ÜYELER DEVAM MI TAMAM MI?
Görev süresi dolan yönetim kurulu üyesi, yenisi seçilene kadar görevine devam eder mi? Ticari açıdan büyük önem taşıyan kararların altına imza atabilir mi? İşte kritik nokta bu. Konuyu uzmanına sorma ihtiyacı hissettiğim için İstanbul Üniversitesi Hukuk Fakültesi Ticaret Hukuku Anabilim Bilim Dalı Öğretim Üyesi Prof. Dr. Abuzer Kendigelen’e danıştım. İşte onun anlattıklarından derlediklerim. Ticaret Kanunu’nun 410/1. maddesi diyor ki; “Genel kurul, süresi dolmuş olsa bile, yönetim kurulu tarafından toplantıya çağrılabilir. Tasfiye memurları da, görevleri ile ilgili konular için, genel kurulu toplantıya çağırabilirler.” Bu madde bazı çevreleri ikiye bölmüş durumda. Dar anlamda yorum yapanlar; “Maddeye göre görev süresi dolanlar genel kurulu toplantıya çağrı dışında herhangi bir karar alamaz” diyor. Geniş yorum yapanlar ise; “Görev süresi dolan yönetim kurulu yenisi seçilene kadar görevine devam eder, toplantılara katılabilir, ayrıca genel kurulu toplantıya da çağırabilir” görüşünde.

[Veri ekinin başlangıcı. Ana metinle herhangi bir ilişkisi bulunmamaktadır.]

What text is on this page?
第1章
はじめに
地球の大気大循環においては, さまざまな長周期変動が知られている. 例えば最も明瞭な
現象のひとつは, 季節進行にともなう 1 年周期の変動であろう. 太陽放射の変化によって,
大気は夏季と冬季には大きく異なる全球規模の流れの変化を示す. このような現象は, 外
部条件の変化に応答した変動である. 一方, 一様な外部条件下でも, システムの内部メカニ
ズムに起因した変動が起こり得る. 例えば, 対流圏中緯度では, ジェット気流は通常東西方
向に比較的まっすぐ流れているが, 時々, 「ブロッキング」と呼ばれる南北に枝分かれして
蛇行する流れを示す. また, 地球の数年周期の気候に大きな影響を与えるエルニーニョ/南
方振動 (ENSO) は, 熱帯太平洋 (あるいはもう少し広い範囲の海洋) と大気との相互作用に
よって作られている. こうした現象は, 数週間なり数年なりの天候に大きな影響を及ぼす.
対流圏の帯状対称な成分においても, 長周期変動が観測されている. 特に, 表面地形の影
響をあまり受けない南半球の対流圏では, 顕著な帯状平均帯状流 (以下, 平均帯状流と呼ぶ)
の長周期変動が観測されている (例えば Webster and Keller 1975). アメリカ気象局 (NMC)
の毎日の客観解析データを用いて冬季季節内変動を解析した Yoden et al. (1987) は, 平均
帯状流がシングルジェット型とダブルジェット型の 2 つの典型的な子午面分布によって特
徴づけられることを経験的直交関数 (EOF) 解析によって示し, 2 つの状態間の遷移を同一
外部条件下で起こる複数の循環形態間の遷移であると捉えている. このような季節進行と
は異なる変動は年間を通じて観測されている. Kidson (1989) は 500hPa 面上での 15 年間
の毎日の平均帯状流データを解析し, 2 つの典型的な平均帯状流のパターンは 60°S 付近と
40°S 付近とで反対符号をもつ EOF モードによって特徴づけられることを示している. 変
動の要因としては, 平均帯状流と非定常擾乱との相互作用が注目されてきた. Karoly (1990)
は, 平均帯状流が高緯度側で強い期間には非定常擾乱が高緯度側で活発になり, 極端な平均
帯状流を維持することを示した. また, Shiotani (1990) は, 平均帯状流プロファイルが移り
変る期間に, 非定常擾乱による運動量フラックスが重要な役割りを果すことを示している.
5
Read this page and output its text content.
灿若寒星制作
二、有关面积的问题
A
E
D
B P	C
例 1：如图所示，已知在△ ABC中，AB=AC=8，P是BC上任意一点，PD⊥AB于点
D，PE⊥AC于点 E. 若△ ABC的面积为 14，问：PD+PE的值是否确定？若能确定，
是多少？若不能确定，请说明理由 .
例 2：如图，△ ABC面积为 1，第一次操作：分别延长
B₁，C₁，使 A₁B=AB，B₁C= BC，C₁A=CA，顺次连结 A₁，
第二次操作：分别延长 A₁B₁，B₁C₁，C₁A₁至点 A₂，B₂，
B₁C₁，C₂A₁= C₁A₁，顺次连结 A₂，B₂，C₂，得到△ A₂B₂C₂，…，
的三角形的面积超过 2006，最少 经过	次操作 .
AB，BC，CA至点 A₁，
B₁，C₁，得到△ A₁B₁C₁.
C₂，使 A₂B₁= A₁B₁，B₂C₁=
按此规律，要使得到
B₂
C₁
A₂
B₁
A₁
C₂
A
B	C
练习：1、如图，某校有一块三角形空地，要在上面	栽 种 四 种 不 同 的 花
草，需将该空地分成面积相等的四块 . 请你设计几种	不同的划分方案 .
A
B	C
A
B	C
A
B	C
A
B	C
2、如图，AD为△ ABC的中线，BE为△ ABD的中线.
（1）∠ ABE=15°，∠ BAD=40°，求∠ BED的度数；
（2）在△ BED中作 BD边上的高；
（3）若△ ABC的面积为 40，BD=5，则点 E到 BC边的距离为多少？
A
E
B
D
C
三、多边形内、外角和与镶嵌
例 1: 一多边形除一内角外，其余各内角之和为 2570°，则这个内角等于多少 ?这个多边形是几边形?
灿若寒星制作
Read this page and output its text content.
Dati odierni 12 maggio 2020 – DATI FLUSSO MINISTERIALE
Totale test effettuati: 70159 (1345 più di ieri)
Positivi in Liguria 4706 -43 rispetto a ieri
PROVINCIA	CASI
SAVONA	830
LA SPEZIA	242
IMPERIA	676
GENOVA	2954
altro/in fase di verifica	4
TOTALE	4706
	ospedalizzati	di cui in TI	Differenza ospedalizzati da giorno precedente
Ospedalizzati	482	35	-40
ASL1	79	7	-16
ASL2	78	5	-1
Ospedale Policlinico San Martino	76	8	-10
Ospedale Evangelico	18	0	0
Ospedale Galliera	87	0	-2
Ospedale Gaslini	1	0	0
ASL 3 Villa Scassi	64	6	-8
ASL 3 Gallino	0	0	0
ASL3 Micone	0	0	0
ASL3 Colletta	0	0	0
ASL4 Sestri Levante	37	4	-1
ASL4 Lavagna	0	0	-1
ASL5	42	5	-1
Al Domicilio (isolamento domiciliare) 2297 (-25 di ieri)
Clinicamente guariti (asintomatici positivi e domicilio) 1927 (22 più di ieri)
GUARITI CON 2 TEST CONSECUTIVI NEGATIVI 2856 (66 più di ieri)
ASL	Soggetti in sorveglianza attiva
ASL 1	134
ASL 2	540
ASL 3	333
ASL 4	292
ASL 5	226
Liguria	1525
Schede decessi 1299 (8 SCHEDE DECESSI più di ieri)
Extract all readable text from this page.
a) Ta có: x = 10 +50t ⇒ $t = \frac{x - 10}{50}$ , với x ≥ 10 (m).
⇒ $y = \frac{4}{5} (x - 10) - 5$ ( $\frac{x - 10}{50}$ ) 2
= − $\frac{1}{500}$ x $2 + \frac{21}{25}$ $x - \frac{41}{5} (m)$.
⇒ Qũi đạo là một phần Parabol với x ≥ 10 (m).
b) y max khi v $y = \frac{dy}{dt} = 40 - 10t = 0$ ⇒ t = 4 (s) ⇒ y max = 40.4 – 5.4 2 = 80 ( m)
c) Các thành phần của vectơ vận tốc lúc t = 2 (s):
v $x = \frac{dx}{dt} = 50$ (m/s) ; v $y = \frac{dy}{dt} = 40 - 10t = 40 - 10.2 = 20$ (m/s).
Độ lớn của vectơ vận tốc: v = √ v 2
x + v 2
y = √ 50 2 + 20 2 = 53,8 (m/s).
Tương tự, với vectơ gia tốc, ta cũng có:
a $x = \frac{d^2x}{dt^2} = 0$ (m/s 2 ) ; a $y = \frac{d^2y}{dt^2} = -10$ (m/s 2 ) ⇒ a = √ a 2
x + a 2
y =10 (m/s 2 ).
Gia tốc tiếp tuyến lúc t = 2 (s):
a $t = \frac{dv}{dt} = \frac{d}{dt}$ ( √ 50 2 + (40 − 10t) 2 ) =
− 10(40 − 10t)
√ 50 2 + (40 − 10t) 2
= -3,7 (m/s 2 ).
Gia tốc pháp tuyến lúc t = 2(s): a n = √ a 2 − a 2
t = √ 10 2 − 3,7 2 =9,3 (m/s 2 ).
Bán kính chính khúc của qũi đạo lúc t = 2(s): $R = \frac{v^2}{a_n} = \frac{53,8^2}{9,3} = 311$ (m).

Kendigelen dar anlamda yorumu doğru bulduğunu belirtiyor ve ekliyor; “Ancak bu konuda yargının kararları çeşitlilik gösteriyor. Yargıtay 12. Hukuk Dairesi konuya ilişkin hemen her kararında eski Ticaret Kanunu’nun 314. maddesindeki ‘yönetim kurulu üyeleri için belirlenen sürenin sona ermesiyle üyeliğin sona ereceğini ifade eden herhangi bir hüküm bulunmamasından yola çıkarak görev süreleri dolan üyelerin yenileri seçilinceye kadar görevlerine devam edecekleri’ içtihadında bulunmuştur. Yargıtay 11. Hukuk Dairesi ise, sorunu tartıştığı eski tarihli kararlarında görev süresi dolan yönetim kurulu üyelerinin görevlerinin kendiliğinden sona ereceğini, dolayısıyla bu andan itibaren anılan kimselerin şirketi idare ve temsil yetkilerinin ortadan kalkacağını ve şirketin organsız kalacağını kabul etmiştir. Sonraki tarihli kararlarında ise bu kez sürenin sona ermesiyle birlikte şirketin organsız hale gelmeyeceği, bu andan itibaren yönetim kurulu üyesinin şirket için ‘zorunlu olan’ veya ‘gecikmesinde sakınca bulunan’ işleri yerine getirme yetkisini koruyacağı görüşünü benimsemiştir.”
YABANCILAR AÇISINDAN KRİTİK
Kendigelen’in anlattıklarından benim anladığım şu; Ticaret Kanunu görev süresi dolan yönetim kurulu üyelerinin yenisi seçilene kadar görevini yürütüp yürütmeyeceğini net olarak belirtmemiş. Yargıtay kararlarında ise birbirinden farklı yaklaşımlar olmakla birlikte görevi dolan üyelerin ‘en azından’ gecikmesinde sakınca bulunan işlerle sınırlı olarak görevlerine devam edecekleri belirtilmiş. Eğer yakın tarihte yeni bir genel kurul toplanmaz ve yeni yönetim kurulu belirlenmezse, Çukurova, Sonera veya Altimo’dan harhangi biri mevcut yönetim kurulu üyelerinin durumu ile yargıya başvurabilir. Bakalım böyle bir durumda, yargı, özellikle Turkcell’in yabancı hissedarları Sonera ve Altimo açısından kritik önem taşıyan yönetim kurulu üyelikleri için bu kez nasıl bir karar verecek? Bekleyip göreceğiz.